With dimensions of 116 x 75 x 17mm and a weight of only 136g, the Zire 72 is light and small enough to carry around with you wherever you go. The 3in colour screen is excellent with a bright image and vibrant colours. I found it quite easy to use the Zire 72 in most lighting conditions and never needed to raise the brightness level above 50 per cent. As is traditional with Palm devices, you’ll find the input area below the screen. Here there is a box for alpha input and one for numeric input. Around the input area are four hot-spots that take you to Home, HotSync, Find and the drop down menus. In the top left corner of the alpha input box there’s a shortcut to the Clock while in the top right of the numeric input box is a shortcut to the Brightness setting.
Below the screen you’ll find a centre mounted four-way rocker pad with a central button. The four-way pad allows you to navigate the menus without the need to use the stylus, although I always find it easier to use the latter. Surrounding the four-way pad are four more shortcut buttons for Contacts, Calendar, mp3 player and Camera.
Yes, that’s right I did say camera, because integrated into the Zire 72 is a digital camera. The integrated 1.2 megapixel camera will take still images at a resolution of 1,280 x 960. Although this is a decent enough resolution for quick snaps there is more to a good digital camera than megapixels alone.
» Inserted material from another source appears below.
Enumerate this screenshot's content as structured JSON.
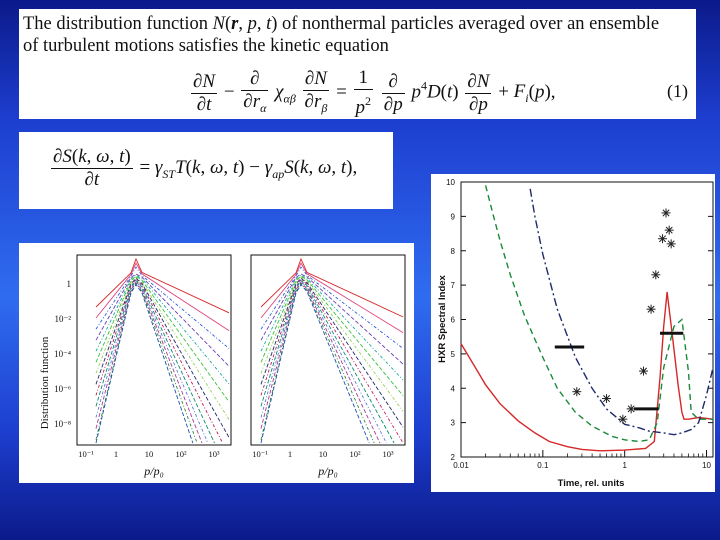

I took the Zire 72 with me when I visited the Lake District over the May Bank Holiday weekend. There I used it like I would use any pocket size digital camera, and the results were decidedly mixed. If you’re planning on taking pictures in bright sunlight, you can pretty much forget about framing your photo, because you simply won’t be able to see anything on the screen. I often found myself having to point and hope, and the results turned out to be terribly over exposed. The lens is also susceptible to large amounts of flaring when taking pictures in the direction of strong light. It also has to be said, that the images are nowhere near the quality of a half decent digital camera. But, the images are far better than anything I’ve seen from a mobile phone camera, and to be fair that’s what the Zire’s photographic quality should really be compared to.
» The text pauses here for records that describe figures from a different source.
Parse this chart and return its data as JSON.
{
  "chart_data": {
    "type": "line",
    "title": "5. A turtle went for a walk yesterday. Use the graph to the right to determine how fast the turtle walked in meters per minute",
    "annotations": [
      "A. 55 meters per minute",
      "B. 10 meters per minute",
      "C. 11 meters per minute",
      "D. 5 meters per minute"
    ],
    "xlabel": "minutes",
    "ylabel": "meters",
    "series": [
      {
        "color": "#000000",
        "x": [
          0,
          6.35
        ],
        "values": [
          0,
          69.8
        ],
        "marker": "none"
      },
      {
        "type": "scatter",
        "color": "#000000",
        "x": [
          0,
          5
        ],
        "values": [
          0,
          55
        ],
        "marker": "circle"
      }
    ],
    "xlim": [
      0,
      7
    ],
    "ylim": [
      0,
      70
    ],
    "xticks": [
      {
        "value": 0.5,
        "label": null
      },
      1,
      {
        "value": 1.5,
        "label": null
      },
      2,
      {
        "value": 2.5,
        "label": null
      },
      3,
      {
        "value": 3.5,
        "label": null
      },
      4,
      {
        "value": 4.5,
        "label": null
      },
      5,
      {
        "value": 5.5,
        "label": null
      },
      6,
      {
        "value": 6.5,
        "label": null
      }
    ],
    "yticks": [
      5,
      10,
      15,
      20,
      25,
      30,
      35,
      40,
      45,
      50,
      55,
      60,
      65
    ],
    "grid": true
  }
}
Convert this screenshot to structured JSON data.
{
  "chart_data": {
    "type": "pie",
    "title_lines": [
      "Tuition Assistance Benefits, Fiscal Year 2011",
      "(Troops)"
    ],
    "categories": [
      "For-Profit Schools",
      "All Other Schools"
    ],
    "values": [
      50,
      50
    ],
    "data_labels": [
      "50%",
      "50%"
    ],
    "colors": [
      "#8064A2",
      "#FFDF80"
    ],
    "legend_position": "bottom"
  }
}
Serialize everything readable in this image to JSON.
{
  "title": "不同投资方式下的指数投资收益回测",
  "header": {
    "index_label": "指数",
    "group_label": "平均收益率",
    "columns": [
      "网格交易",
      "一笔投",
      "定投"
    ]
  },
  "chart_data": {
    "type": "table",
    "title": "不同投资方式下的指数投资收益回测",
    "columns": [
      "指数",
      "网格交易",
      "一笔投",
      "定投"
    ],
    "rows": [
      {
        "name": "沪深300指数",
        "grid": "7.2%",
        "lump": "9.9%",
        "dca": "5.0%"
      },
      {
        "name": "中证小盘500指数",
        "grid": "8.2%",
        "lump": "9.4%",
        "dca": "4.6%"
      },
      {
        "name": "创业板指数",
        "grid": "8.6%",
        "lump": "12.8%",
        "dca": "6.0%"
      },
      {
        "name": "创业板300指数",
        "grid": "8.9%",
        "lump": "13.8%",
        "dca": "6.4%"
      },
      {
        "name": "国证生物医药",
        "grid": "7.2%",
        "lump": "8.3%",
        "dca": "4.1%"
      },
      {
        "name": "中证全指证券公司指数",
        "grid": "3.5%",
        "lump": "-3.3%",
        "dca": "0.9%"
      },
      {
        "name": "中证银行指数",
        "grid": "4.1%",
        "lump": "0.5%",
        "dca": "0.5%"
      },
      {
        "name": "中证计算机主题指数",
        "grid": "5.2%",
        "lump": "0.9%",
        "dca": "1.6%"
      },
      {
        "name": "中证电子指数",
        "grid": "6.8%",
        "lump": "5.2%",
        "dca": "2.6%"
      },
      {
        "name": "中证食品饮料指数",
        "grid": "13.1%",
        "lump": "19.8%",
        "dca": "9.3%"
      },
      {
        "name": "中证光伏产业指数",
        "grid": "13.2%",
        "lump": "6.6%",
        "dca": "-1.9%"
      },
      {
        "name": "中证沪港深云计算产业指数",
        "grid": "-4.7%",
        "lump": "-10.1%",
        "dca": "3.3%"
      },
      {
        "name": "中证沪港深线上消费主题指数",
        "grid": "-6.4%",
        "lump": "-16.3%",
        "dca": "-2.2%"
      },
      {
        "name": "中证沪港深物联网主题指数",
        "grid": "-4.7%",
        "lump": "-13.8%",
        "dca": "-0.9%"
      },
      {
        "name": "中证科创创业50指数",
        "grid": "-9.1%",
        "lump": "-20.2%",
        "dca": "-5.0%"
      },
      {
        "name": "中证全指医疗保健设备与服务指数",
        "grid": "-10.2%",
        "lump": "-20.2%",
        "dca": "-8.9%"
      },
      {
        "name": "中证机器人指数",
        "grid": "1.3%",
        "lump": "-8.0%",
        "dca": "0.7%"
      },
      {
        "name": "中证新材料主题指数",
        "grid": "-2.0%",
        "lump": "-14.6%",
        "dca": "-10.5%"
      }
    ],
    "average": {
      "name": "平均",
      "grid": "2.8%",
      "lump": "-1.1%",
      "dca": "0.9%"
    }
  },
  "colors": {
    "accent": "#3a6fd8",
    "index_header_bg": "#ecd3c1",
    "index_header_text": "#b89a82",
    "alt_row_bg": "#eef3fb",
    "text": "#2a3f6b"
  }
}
One thing that I found rather annoying was that I couldn’t seem to get the camera to save the images directly to a memory card. Instead I had to copy the files over to the card afterwards. You can also shoot 320 x 240 movies with sound and the results are pretty good for the odd bit of candid camera action.
There’s no cradle with the Zire 72, instead it ships with a standard USB cable and a separate power adapter. There are two ports on the base of the device for both USB and power connection. This is handy, since my iPAQ has a proprietary connector on the bottom for the cradle, so when I want to plug the power adapter in, I have to use a converter.
The Zire will synchronise with Outlook, so you can share all of your contact and calendar details with your PC. One nice touch is the ability to attach an image to each contact, in case you regularly forget who people are in your contacts database. With the integrated digital camera, this is a feature that you’re likely to use more often than not, rather than it just being a gimmick.